China se disporia a contrariar Pyongyang

Segundo comunicação diplomática, autoridades chinesas estão prontas para apoiar reunificação das Coreias sob o controle de Seul

, O Estado de S.Paulo

30 de novembro de 2010 | 00h00

LONDRES

A China indicou sua prontidão em aceitar uma unificação coreana e está se distanciando do regime da Coreia do Norte, segundo telegramas da Embaixada dos EUA em Pequim divulgados pelo WikiLeaks. Os despachos dizem que altos funcionários do governo chinês apelidaram o país vizinho e tradicional aliado de "criança mimada".

Semana passada, Pequim se recusou a condenar o bombardeio norte-coreano que matou quatro pessoas na Coreia do Sul.

Segundo os despachos que o site tornou públicos, porém, a frustração do governo chinês com Pyongyang tem crescido desde os exercícios militares com mísseis e os testes nucleares realizados pelos norte-coreanos ano passado.

As preocupações de Pequim são a respeito do impacto econômico causado por uma pela instabilidade que a Coreia do Norte exerce na região, além de medo de que a morte do ditador Kim Jong-il desencadeie uma luta interna por sua sucessão. Kim designou sucessor seu filho, Kim Jong-un. Os telegramas contam que o vice-chanceler sul-coreano escutou de dois altos representantes do governo da China que as Coreias deveriam se unificar sob o controle de Seul. E esta visão está ganhando popularidade em Pequim.

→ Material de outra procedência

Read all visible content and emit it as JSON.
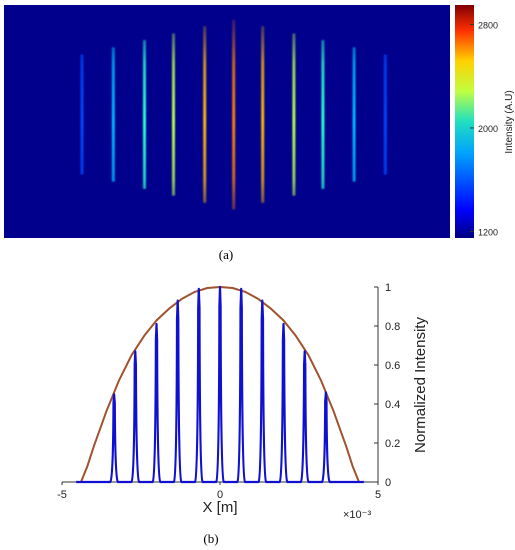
{
  "panel_a": {
    "caption": "(a)",
    "colorbar": {
      "label": "Intensity (A.U)",
      "ticks": [
        "2800",
        "2000",
        "1200"
      ],
      "tick_values": [
        2800,
        2000,
        1200
      ],
      "range": [
        1150,
        2950
      ]
    }
  },
  "panel_b": {
    "caption": "(b)",
    "xlabel": "X [m]",
    "ylabel": "Normalized Intensity",
    "x_exponent": "×10⁻³",
    "x_ticks": [
      "-5",
      "0",
      "5"
    ],
    "y_ticks": [
      "0",
      "0.2",
      "0.4",
      "0.6",
      "0.8",
      "1"
    ]
  },
  "chart_data": [
    {
      "type": "heatmap",
      "title": "",
      "colorbar_label": "Intensity (A.U)",
      "colorbar_ticks": [
        1200,
        2000,
        2800
      ],
      "value_range": [
        1150,
        2950
      ],
      "background_value": 1200,
      "fringes": [
        {
          "rel_x": -0.34,
          "peak": 1500
        },
        {
          "rel_x": -0.27,
          "peak": 1700
        },
        {
          "rel_x": -0.2,
          "peak": 1900
        },
        {
          "rel_x": -0.135,
          "peak": 2150
        },
        {
          "rel_x": -0.065,
          "peak": 2400
        },
        {
          "rel_x": 0.0,
          "peak": 2500
        },
        {
          "rel_x": 0.065,
          "peak": 2400
        },
        {
          "rel_x": 0.135,
          "peak": 2150
        },
        {
          "rel_x": 0.2,
          "peak": 1900
        },
        {
          "rel_x": 0.27,
          "peak": 1700
        },
        {
          "rel_x": 0.34,
          "peak": 1500
        }
      ]
    },
    {
      "type": "line",
      "xlabel": "X [m]",
      "ylabel": "Normalized Intensity",
      "x_scale": "x10^-3",
      "xlim": [
        -5,
        5
      ],
      "ylim": [
        0,
        1
      ],
      "series": [
        {
          "color": "#a0522d",
          "x": [
            -4.4,
            -4.2,
            -4.0,
            -3.6,
            -3.2,
            -2.8,
            -2.4,
            -2.0,
            -1.6,
            -1.2,
            -0.8,
            -0.4,
            0.0,
            0.4,
            0.8,
            1.2,
            1.6,
            2.0,
            2.4,
            2.8,
            3.2,
            3.6,
            4.0,
            4.2,
            4.4
          ],
          "y": [
            0.0,
            0.08,
            0.18,
            0.36,
            0.52,
            0.65,
            0.75,
            0.83,
            0.89,
            0.94,
            0.975,
            0.995,
            1.0,
            0.995,
            0.975,
            0.94,
            0.89,
            0.83,
            0.75,
            0.65,
            0.52,
            0.36,
            0.18,
            0.08,
            0.0
          ]
        },
        {
          "color": "#1010d0",
          "type": "peaks",
          "peak_x": [
            -3.35,
            -2.68,
            -2.01,
            -1.34,
            -0.67,
            0.0,
            0.67,
            1.34,
            2.01,
            2.68,
            3.35
          ],
          "peak_y": [
            0.45,
            0.67,
            0.81,
            0.93,
            0.99,
            1.0,
            0.99,
            0.93,
            0.81,
            0.67,
            0.46
          ],
          "peak_halfwidth": 0.12
        }
      ]
    }
  ]
}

Segundo os dados, um embaixador chinês alertou que a atividade nuclear norte-coreana era "uma ameaça para a segurança de todo o mundo". Representantes de Pequim teriam declarado ainda que a China poderia suportar a entrada de até 300 mil norte-coreanos no caso de uma extrema instabilidade na região. Mas precisaria usar seu Exército na fronteira para controlar o êxodo de famintos da Coreia do Norte.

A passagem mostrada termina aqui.